Мифопоэтическая картина мира и мифологические корни абсолютно явственны как в романе «Сто лет одиночества», так и в изданном пятью годами позже сборнике рассказов «Невероятная и грустная история о простодушной Эрендире и ее жестокосердной бабушке», и в «Осени патриарха». Народная картина мира заявляет о себе и в смешении библейских ассоциаций с языческими, и во всесилии многоликой молвы, и в устойчивости предрассудков, и в консервативности местных преданий. Движение от грехопадения к Страшному Суду оборачивается движением по кругу, по закону вечного возвращения. Вновь приходит на ум прежде всего Урсула, более других выражающая авторскую точку зрения (не будем забывать, что частица автора есть во всех его героях): «вновь содрогнулась она при мысли, что время не проходит, как она в конце концов стала думать, а снова и снова возвращается, словно движется по кругу». Между тем, как это ни парадоксально, мир саги о роде Буэндиа действительно во многом ближе мифологическому сознанию, чем мировидению европейских писателей XIX столетия. Прекрасное определение отличия мифа от фантастической литературы нового времени дал Я.Э. Голосовкер: «У Гоголя шаровары в Черное море величиной — только троп, гипербола. В мифе это были бы, действительно, шаровары величиной в Черное море»[345]. Добавим от себя, что шаровары величиной в Черное море можно на каждом шагу встретить у Гарсиа Маркеса на побережье моря Карибского.

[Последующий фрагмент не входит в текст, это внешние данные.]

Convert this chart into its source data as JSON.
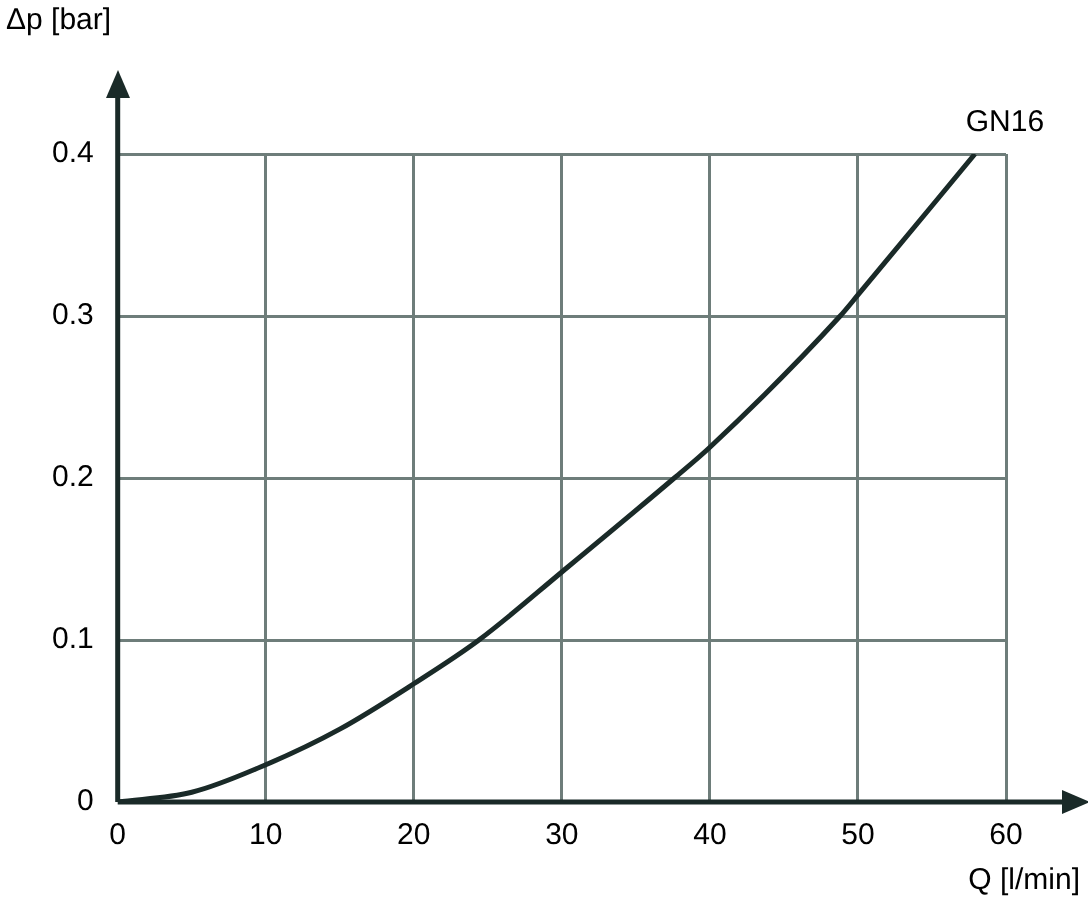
{
  "chart_data": {
    "type": "line",
    "xlabel": "Q [l/min]",
    "ylabel": "Δp [bar]",
    "x": [
      0,
      5,
      10,
      15,
      20,
      24.4,
      30,
      37.6,
      40,
      48.8,
      50,
      57.9
    ],
    "series": [
      {
        "name": "GN16",
        "color": "#1a2a28",
        "values": [
          0,
          0.006,
          0.023,
          0.045,
          0.073,
          0.1,
          0.142,
          0.2,
          0.219,
          0.3,
          0.313,
          0.4
        ]
      }
    ],
    "xlim": [
      0,
      60
    ],
    "xticks": [
      0,
      10,
      20,
      30,
      40,
      50,
      60
    ],
    "ylim": [
      0,
      0.4
    ],
    "yticks": [
      0,
      0.1,
      0.2,
      0.3,
      0.4
    ],
    "grid": true,
    "legend": false,
    "marker": "none",
    "line_style": "solid"
  }
}
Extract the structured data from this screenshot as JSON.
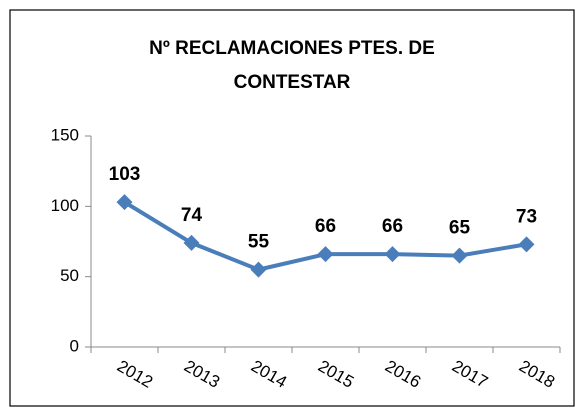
{
  "chart_data": {
    "type": "line",
    "title": "Nº RECLAMACIONES PTES. DE CONTESTAR",
    "categories": [
      "2012",
      "2013",
      "2014",
      "2015",
      "2016",
      "2017",
      "2018"
    ],
    "values": [
      103,
      74,
      55,
      66,
      66,
      65,
      73
    ],
    "color": "#4a7ebb",
    "ylim": [
      0,
      150
    ],
    "yticks": [
      0,
      50,
      100,
      150
    ],
    "grid": false
  }
}
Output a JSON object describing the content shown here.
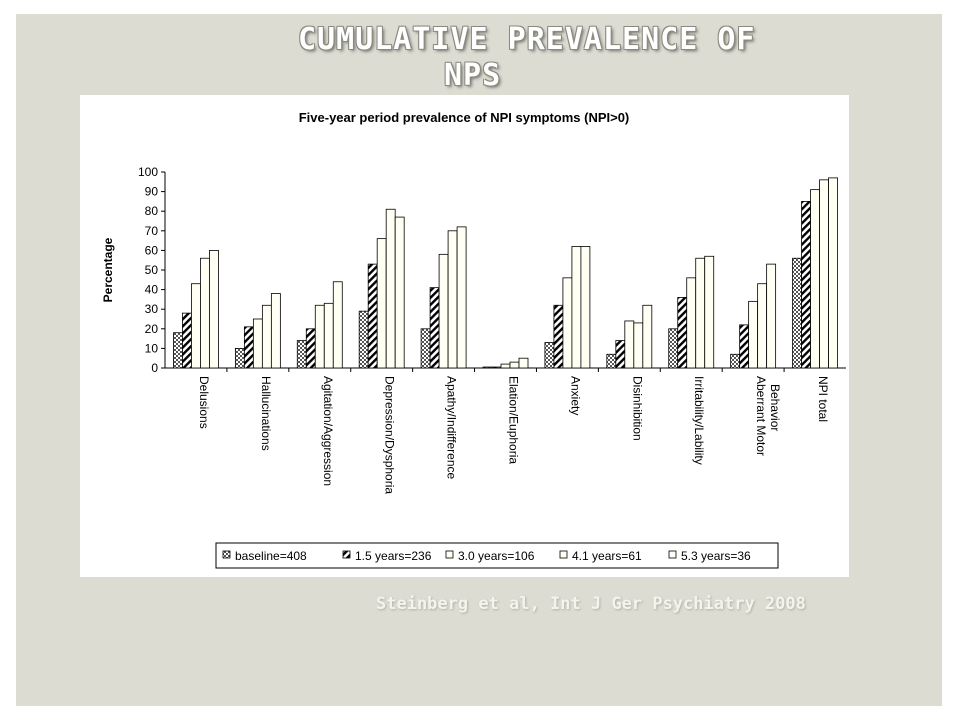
{
  "slide": {
    "title_line1": "CUMULATIVE PREVALENCE OF",
    "title_line2": "NPS",
    "citation": "Steinberg et al, Int J Ger Psychiatry 2008"
  },
  "chart_data": {
    "type": "bar",
    "title": "Five-year period prevalence of NPI symptoms (NPI>0)",
    "xlabel": "",
    "ylabel": "Percentage",
    "ylim": [
      0,
      100
    ],
    "yticks": [
      0,
      10,
      20,
      30,
      40,
      50,
      60,
      70,
      80,
      90,
      100
    ],
    "grid": false,
    "legend_position": "bottom",
    "categories": [
      "Delusions",
      "Hallucinations",
      "Agitation/Aggression",
      "Depression/Dysphoria",
      "Apathy/Indifference",
      "Elation/Euphoria",
      "Anxiety",
      "Disinhibition",
      "Irritability/Lability",
      "Aberrant Motor Behavior",
      "NPI total"
    ],
    "series": [
      {
        "name": "baseline=408",
        "values": [
          18,
          10,
          14,
          29,
          20,
          0.5,
          13,
          7,
          20,
          7,
          56
        ]
      },
      {
        "name": "1.5 years=236",
        "values": [
          28,
          21,
          20,
          53,
          41,
          0.5,
          32,
          14,
          36,
          22,
          85
        ]
      },
      {
        "name": "3.0 years=106",
        "values": [
          43,
          25,
          32,
          66,
          58,
          2,
          46,
          24,
          46,
          34,
          91
        ]
      },
      {
        "name": "4.1 years=61",
        "values": [
          56,
          32,
          33,
          81,
          70,
          3,
          62,
          23,
          56,
          43,
          96
        ]
      },
      {
        "name": "5.3 years=36",
        "values": [
          60,
          38,
          44,
          77,
          72,
          5,
          62,
          32,
          57,
          53,
          97
        ]
      }
    ]
  }
}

Однако Гарсиа Маркес дает новую жизнь не только бытовому магическому сознанию, но и полузабытому в Европе наивному, пестрому нравственно безупречному миру лубка. В его книгах 1960-х — 1970-х годов, принесших писателю мировую известность, оживает простодушная сказочность русского лубочного романа XVIII–XIX веков, немецких народных книг XVI–XVII веков, испанского рыцарского романа XVI столетия.

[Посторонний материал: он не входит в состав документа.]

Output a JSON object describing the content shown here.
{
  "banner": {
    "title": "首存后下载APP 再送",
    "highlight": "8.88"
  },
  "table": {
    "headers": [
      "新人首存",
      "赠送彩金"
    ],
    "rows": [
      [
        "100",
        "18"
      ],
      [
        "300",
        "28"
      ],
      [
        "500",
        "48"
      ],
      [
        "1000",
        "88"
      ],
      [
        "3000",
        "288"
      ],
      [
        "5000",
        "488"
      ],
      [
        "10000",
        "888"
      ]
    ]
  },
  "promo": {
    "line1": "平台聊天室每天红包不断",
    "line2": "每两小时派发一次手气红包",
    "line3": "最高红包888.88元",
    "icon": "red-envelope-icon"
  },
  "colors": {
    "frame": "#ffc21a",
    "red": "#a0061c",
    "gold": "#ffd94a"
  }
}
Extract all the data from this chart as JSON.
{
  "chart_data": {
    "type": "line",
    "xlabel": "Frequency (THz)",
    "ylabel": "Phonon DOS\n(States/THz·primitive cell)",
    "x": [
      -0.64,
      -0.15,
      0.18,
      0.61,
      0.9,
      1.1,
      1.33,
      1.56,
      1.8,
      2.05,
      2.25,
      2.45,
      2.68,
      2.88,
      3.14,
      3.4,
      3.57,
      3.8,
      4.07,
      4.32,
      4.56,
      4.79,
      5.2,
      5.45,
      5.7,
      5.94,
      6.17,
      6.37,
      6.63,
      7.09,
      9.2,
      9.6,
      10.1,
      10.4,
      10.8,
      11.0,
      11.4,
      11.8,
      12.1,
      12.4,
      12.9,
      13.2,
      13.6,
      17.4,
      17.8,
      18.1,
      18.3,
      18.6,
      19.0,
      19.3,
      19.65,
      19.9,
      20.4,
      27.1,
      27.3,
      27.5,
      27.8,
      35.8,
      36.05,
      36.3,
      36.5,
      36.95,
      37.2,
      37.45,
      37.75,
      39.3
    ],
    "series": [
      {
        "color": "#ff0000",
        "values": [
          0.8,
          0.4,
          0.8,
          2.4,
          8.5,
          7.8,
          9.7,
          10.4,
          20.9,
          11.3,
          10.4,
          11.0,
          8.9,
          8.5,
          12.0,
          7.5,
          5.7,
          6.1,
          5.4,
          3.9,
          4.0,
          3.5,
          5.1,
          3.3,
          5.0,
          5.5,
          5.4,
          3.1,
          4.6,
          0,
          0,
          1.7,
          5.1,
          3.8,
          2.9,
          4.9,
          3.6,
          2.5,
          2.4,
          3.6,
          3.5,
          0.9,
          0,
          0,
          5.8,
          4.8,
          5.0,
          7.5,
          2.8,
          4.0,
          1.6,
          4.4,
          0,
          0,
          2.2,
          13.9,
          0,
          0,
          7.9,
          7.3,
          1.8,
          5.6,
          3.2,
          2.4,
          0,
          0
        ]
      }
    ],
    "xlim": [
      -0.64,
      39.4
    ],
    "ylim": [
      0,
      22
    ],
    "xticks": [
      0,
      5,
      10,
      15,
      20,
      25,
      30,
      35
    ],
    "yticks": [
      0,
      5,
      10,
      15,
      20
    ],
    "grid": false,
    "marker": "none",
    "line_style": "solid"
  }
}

Еще в XIX столетии популярность лубочных книг была поразительна. В России в конце XIX века ежегодно выходило около сотни новых книг, не говоря уже о бесчисленных переизданиях, а суммарный тираж литературы этого типа превышал четыре миллиона экземпляров. Сын Льва Толстого, Сергей Львович, вспоминал, что его отец «любил предлагать такую загадку: кто самый распространенный писатель в России? Мы называли разные имена, но он не удовлетворялся ни одним из наших ответов. Тогда мы его спросили: кто же самый распространенный писатель в России? Он ответил: Кассиров»[346]. Речь шла об одном из корифеев литературного лубка, книги которого расходились куда большими тиражами, чем произведения самого Толстого, Лескова или Тургенева.